Future of our school in Essex: an update from Caroline Stevens, our Chief Executive
Published on 28 April 2020
I want to explain a difficult decision we have made about the future of our Anderson School in Chigwell, Essex.
We opened the school in September 2017, with the ambition of helping generations of local autistic children and young people to prepare for adult life, further education and work.
But the school has faced very challenging circumstances ever since it opened, including problems with recruitment and retention of staff and other issues. This has meant that the school was not able to consistently support all the students to the high education and welfare standards that we expect – and which students and families have a right to expect from us. This has been reflected in our own reviews and Ofsted inspections.
Despite putting in a lot of energy and expertise to try to improve the school, we have sadly not been able to turn the situation around. We know it could take years to bring the school up to the level we expect, and that would simply not be fair on our students, their families or carers. So, we have taken the very difficult decision to close the school at the end of the summer term, in July. This is never a decision that I would want to make, but I believe it is the right decision for our students’ long-term education and wellbeing.
I know as the parent of an autistic child myself how important the right educational support is, and I only want us to provide good quality schools and children’s services.
I am acutely aware that that the closure will be difficult for students, families, carers staff and local councils. The school and the rest of our charity are ready to support everyone involved as much as we can through the closure process.

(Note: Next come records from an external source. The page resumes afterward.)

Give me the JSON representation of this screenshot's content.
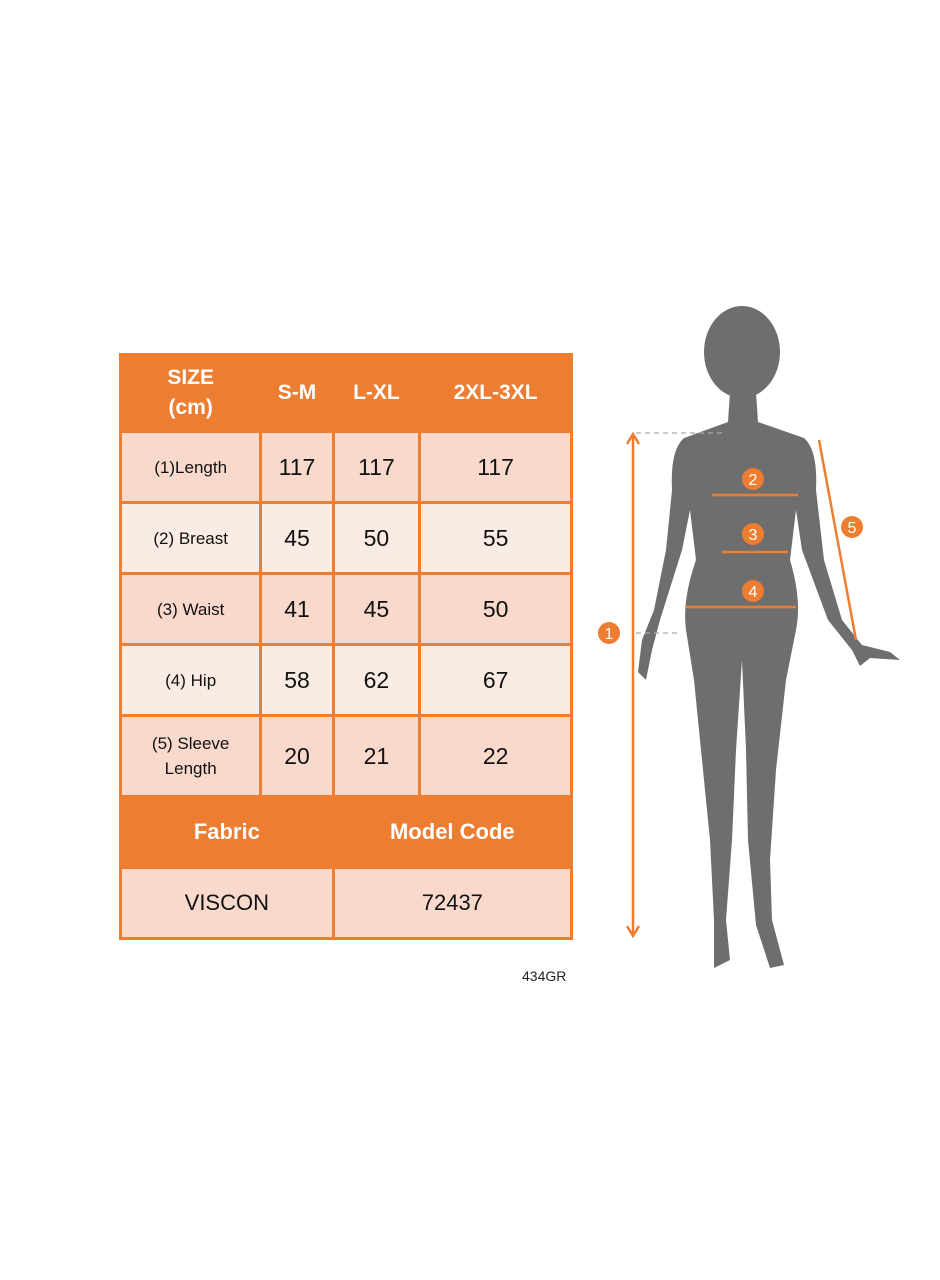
{
  "table": {
    "header": [
      "SIZE\n(cm)",
      "S-M",
      "L-XL",
      "2XL-3XL"
    ],
    "header_first_lines": [
      "SIZE",
      "(cm)"
    ],
    "rows": [
      {
        "label": "(1)Length",
        "values": [
          "117",
          "117",
          "117"
        ]
      },
      {
        "label": "(2) Breast",
        "values": [
          "45",
          "50",
          "55"
        ]
      },
      {
        "label": "(3) Waist",
        "values": [
          "41",
          "45",
          "50"
        ]
      },
      {
        "label": "(4) Hip",
        "values": [
          "58",
          "62",
          "67"
        ]
      },
      {
        "label_lines": [
          "(5) Sleeve",
          "Length"
        ],
        "values": [
          "20",
          "21",
          "22"
        ]
      }
    ],
    "footer_headers": [
      "Fabric",
      "Model Code"
    ],
    "footer_values": [
      "VISCON",
      "72437"
    ]
  },
  "product_code": "434GR",
  "figure": {
    "markers": [
      "1",
      "2",
      "3",
      "4",
      "5"
    ]
  },
  "colors": {
    "accent": "#ED7D31",
    "row_dark": "#F8D9CC",
    "row_light": "#FBEBE5",
    "silhouette": "#6E6E6E"
  }
}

Our charity has been successfully supporting and teaching autistic children for over 50 years and we started this school with such ambition and hope. So, this is not a decision we have taken lightly. We are very sorry and disappointed to have to make it. But we hope that it is clear why we think this is a necessary decision.
As the new Chief Executive at the National Autistic Society, I want to reassure our supporters that I am dedicated to making our schools, social care and other services for autistic adults and children as good as they can possibly be and to pushing for wider changes for autistic people.